While there is already a proof-of-concept for the first language model project — which IBM and NASA speculated could be ready by mid-year — the second goal faces technical challenges, IBM and NASA officials acknowledged during a press conference Tuesday.
“We’re looking at new, innovative solutions that can address these problems […] I think that there is a potential for the foundation models to address these challenges,” Ramachandran said.
Raghu Ganti, principal researcher at IBM, further explained that the remote sensors of the HLS2 data set created unique challenges because it’s recording geophysics space data, which includes time and space information.
“The kind of transformer technology on which foundation models are built will have to change in order to train a model on top of such data,” he said. “Those are the questions that we are exploring.”

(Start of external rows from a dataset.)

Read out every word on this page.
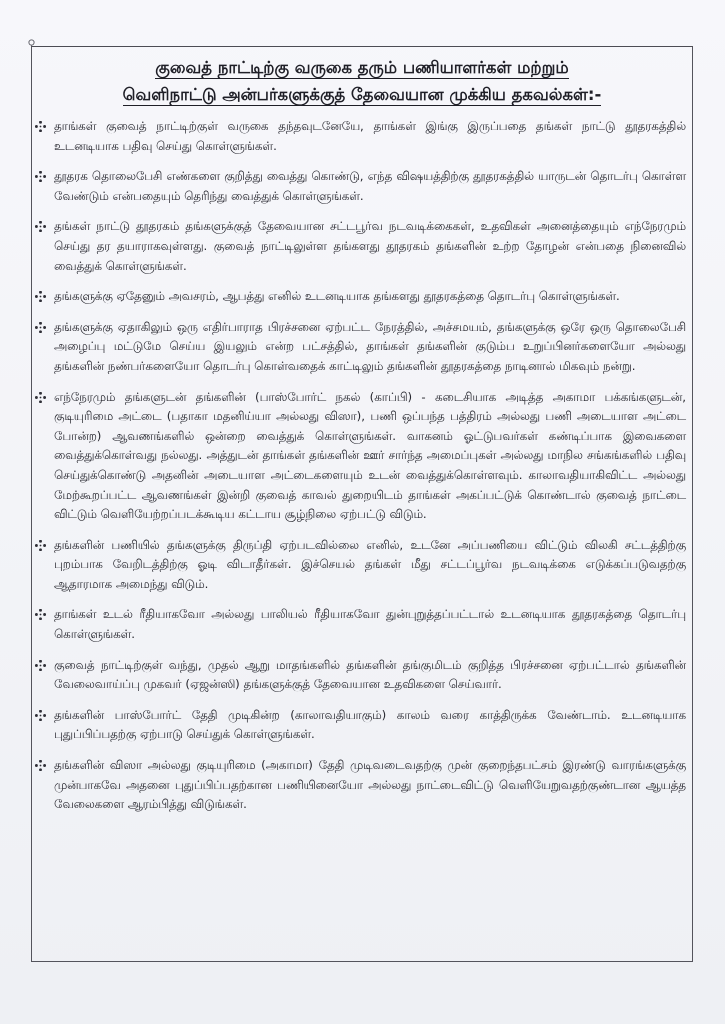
குவைத் நாட்டிற்கு வருகை தரும் பணியாளர்கள் மற்றும்
வெளிநாட்டு அன்பர்களுக்குத் தேவையான முக்கிய தகவல்கள்:-
தாங்கள் குவைத் நாட்டிற்குள் வருகை தந்தவுடனேயே, தாங்கள் இங்கு இருப்பதை தங்கள் நாட்டு தூதரகத்தில் உடனடியாக பதிவு செய்து கொள்ளுங்கள்.
தூதரக தொலைபேசி எண்களை குறித்து வைத்து கொண்டு, எந்த விஷயத்திற்கு தூதரகத்தில் யாருடன் தொடர்பு கொள்ள வேண்டும் என்பதையும் தெரிந்து வைத்துக் கொள்ளுங்கள்.
தங்கள் நாட்டு தூதரகம் தங்களுக்குத் தேவையான சட்டபூர்வ நடவடிக்கைகள், உதவிகள் அனைத்தையும் எந்நேரமும் செய்து தர தயாராகவுள்ளது. குவைத் நாட்டிலுள்ள தங்களது தூதரகம் தங்களின் உற்ற தோழன் என்பதை நினைவில் வைத்துக் கொள்ளுங்கள்.
தங்களுக்கு ஏதேனும் அவசரம், ஆபத்து எனில் உடனடியாக தங்களது தூதரகத்தை தொடர்பு கொள்ளுங்கள்.
தங்களுக்கு ஏதாகிலும் ஒரு எதிர்பாராத பிரச்சனை ஏற்பட்ட நேரத்தில், அச்சமயம், தங்களுக்கு ஒரே ஒரு தொலைபேசி அழைப்பு மட்டுமே செய்ய இயலும் என்ற பட்சத்தில், தாங்கள் தங்களின் குடும்ப உறுப்பினர்களையோ அல்லது தங்களின் நண்பர்களையோ தொடர்பு கொள்வதைக் காட்டிலும் தங்களின் தூதரகத்தை நாடினால் மிகவும் நன்று.
எந்நேரமும் தங்களுடன் தங்களின் (பாஸ்போர்ட் நகல் (காப்பி) - கடைசியாக அடித்த அகாமா பக்கங்களுடன், குடியுரிமை அட்டை (பதாகா மதனிய்யா அல்லது விஸா), பணி ஒப்பந்த பத்திரம் அல்லது பணி அடையாள அட்டை போன்ற) ஆவணங்களில் ஒன்றை வைத்துக் கொள்ளுங்கள். வாகனம் ஓட்டுபவர்கள் கண்டிப்பாக இவைகளை வைத்துக்கொள்வது நல்லது. அத்துடன் தாங்கள் தங்களின் ஊர் சார்ந்த அமைப்புகள் அல்லது மாநில சங்கங்களில் பதிவு செய்துக்கொண்டு அதனின் அடையாள அட்டைகளையும் உடன் வைத்துக்கொள்ளவும். காலாவதியாகிவிட்ட அல்லது மேற்கூறப்பட்ட ஆவணங்கள் இன்றி குவைத் காவல் துறையிடம் தாங்கள் அகப்பட்டுக் கொண்டால் குவைத் நாட்டை விட்டும் வெளியேற்றப்படக்கூடிய கட்டாய சூழ்நிலை ஏற்பட்டு விடும்.
தங்களின் பணியில் தங்களுக்கு திருப்தி ஏற்படவில்லை எனில், உடனே அப்பணியை விட்டும் விலகி சட்டத்திற்கு புறம்பாக வேறிடத்திற்கு ஓடி விடாதீர்கள். இச்செயல் தங்கள் மீது சட்டப்பூர்வ நடவடிக்கை எடுக்கப்படுவதற்கு ஆதாரமாக அமைந்து விடும்.
தாங்கள் உடல் ரீதியாகவோ அல்லது பாலியல் ரீதியாகவோ துன்புறுத்தப்பட்டால் உடனடியாக தூதரகத்தை தொடர்பு கொள்ளுங்கள்.
குவைத் நாட்டிற்குள் வந்து, முதல் ஆறு மாதங்களில் தங்களின் தங்குமிடம் குறித்த பிரச்சனை ஏற்பட்டால் தங்களின் வேலைவாய்ப்பு முகவர் (ஏஜன்ஸி) தங்களுக்குத் தேவையான உதவிகளை செய்வார்.
தங்களின் பாஸ்போர்ட் தேதி முடிகின்ற (காலாவதியாகும்) காலம் வரை காத்திருக்க வேண்டாம். உடனடியாக புதுப்பிப்பதற்கு ஏற்பாடு செய்துக் கொள்ளுங்கள்.
தங்களின் விஸா அல்லது குடியுரிமை (அகாமா) தேதி முடிவடைவதற்கு முன் குறைந்தபட்சம் இரண்டு வாரங்களுக்கு முன்பாகவே அதனை புதுப்பிப்பதற்கான பணியினையோ அல்லது நாட்டைவிட்டு வெளியேறுவதற்குண்டான ஆயத்த வேலைகளை ஆரம்பித்து விடுங்கள்.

Transformer technology is a deep learning model used primarily in the fields of natural language processing and computer vision. Transformers are designed to process sequential input data, which includes natural language, to translate and summarize. Unlike older approaches, like recurrent neural networks, transformers process the entire input all at once — so rather than digesting one word at a time, transformer technology can process a sentence. This approach reduces training time.

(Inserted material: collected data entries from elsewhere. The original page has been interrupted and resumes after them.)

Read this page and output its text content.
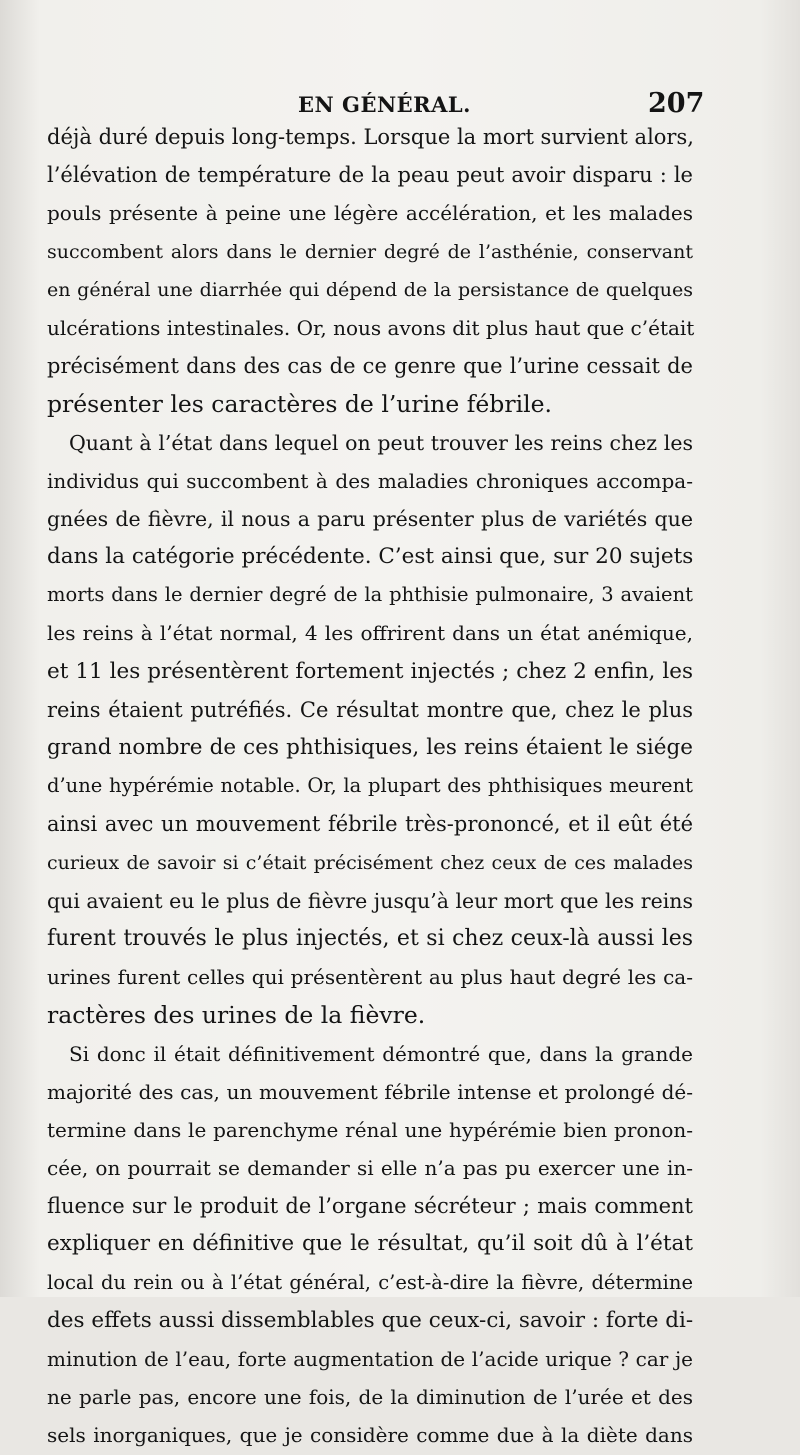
EN GÉNÉRAL.	207
déjà duré depuis long-temps. Lorsque la mort survient alors,
l’élévation de température de la peau peut avoir disparu : le
pouls présente à peine une légère accélération, et les malades
succombent alors dans le dernier degré de l’asthénie, conservant
en général une diarrhée qui dépend de la persistance de quelques
ulcérations intestinales. Or, nous avons dit plus haut que c’était
précisément dans des cas de ce genre que l’urine cessait de
présenter les caractères de l’urine fébrile.
Quant à l’état dans lequel on peut trouver les reins chez les
individus qui succombent à des maladies chroniques accompa-
gnées de fièvre, il nous a paru présenter plus de variétés que
dans la catégorie précédente. C’est ainsi que, sur 20 sujets
morts dans le dernier degré de la phthisie pulmonaire, 3 avaient
les reins à l’état normal, 4 les offrirent dans un état anémique,
et 11 les présentèrent fortement injectés ; chez 2 enfin, les
reins étaient putréfiés. Ce résultat montre que, chez le plus
grand nombre de ces phthisiques, les reins étaient le siége
d’une hypérémie notable. Or, la plupart des phthisiques meurent
ainsi avec un mouvement fébrile très-prononcé, et il eût été
curieux de savoir si c’était précisément chez ceux de ces malades
qui avaient eu le plus de fièvre jusqu’à leur mort que les reins
furent trouvés le plus injectés, et si chez ceux-là aussi les
urines furent celles qui présentèrent au plus haut degré les ca-
ractères des urines de la fièvre.
Si donc il était définitivement démontré que, dans la grande
majorité des cas, un mouvement fébrile intense et prolongé dé-
termine dans le parenchyme rénal une hypérémie bien pronon-
cée, on pourrait se demander si elle n’a pas pu exercer une in-
fluence sur le produit de l’organe sécréteur ; mais comment
expliquer en définitive que le résultat, qu’il soit dû à l’état
local du rein ou à l’état général, c’est-à-dire la fièvre, détermine
des effets aussi dissemblables que ceux-ci, savoir : forte di-
minution de l’eau, forte augmentation de l’acide urique ? car je
ne parle pas, encore une fois, de la diminution de l’urée et des
sels inorganiques, que je considère comme due à la diète dans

There’s also the fact that NASA’s archive data is currently at 70 petabytes and is projected to grow to 250 petabytes within a few years with the launch of high data rate missions, such as SWOT, launched in December, and NISAR, planned for 2024.
“All our data is openly available, we support 7 billion users worldwide who access our data for research and applications,” Ramachandran said. “Our goal is to make our data, the NASA data — which is really valuable to the scientific community — discoverable, accessible and usable for broad scientific use and applications worldwide.”
One goal of the projects will be to lower the barriers of entry for end users to put that data to work, he said.
The models will be open and available to the public, and will leverage PyTorch, Ganti said.
“Our training platform leverages PyTorch, we solely rely upon PyTorch for training all our foundation models, and we have partnered with PyTorch as well, to drive the training of all these models,” Ganti said. “PyTorch is the go-to deep learning framework for all the developers in open source and we just want to make sure all our foundation models, the technology for training, the models that we train on are all in PyTorch and contributed back to the community.”
The foundation model platform is built on Red Hat OpenShift, which supports running on any hyper scaler in a public or private cloud. Red Hat OpenShift will “let you train these models with recipes out of the box much faster,” Ganti said.
For example, with a model already built with NASA data, they leveraged roughly a billion tokens. Tokenization is splitting the input data into a sequence of meaningful parts, according to ML engineer and AI blogger Vaclav Kosar.
“To give you a comparison, an open source model, which is a very high-quality model, has 50 billion tokens,” Ganti said. “This particular one takes…maybe it’s around six hours on 32 GPUs — that’s pretty much what it is doing right now. So you see significant speed improvement because of all the streamlining of the training approach that we are taking.”
That’s a big improvement to developer productivity, he noted, adding that putting that into the hands of developers is something “we are strategically interested in.”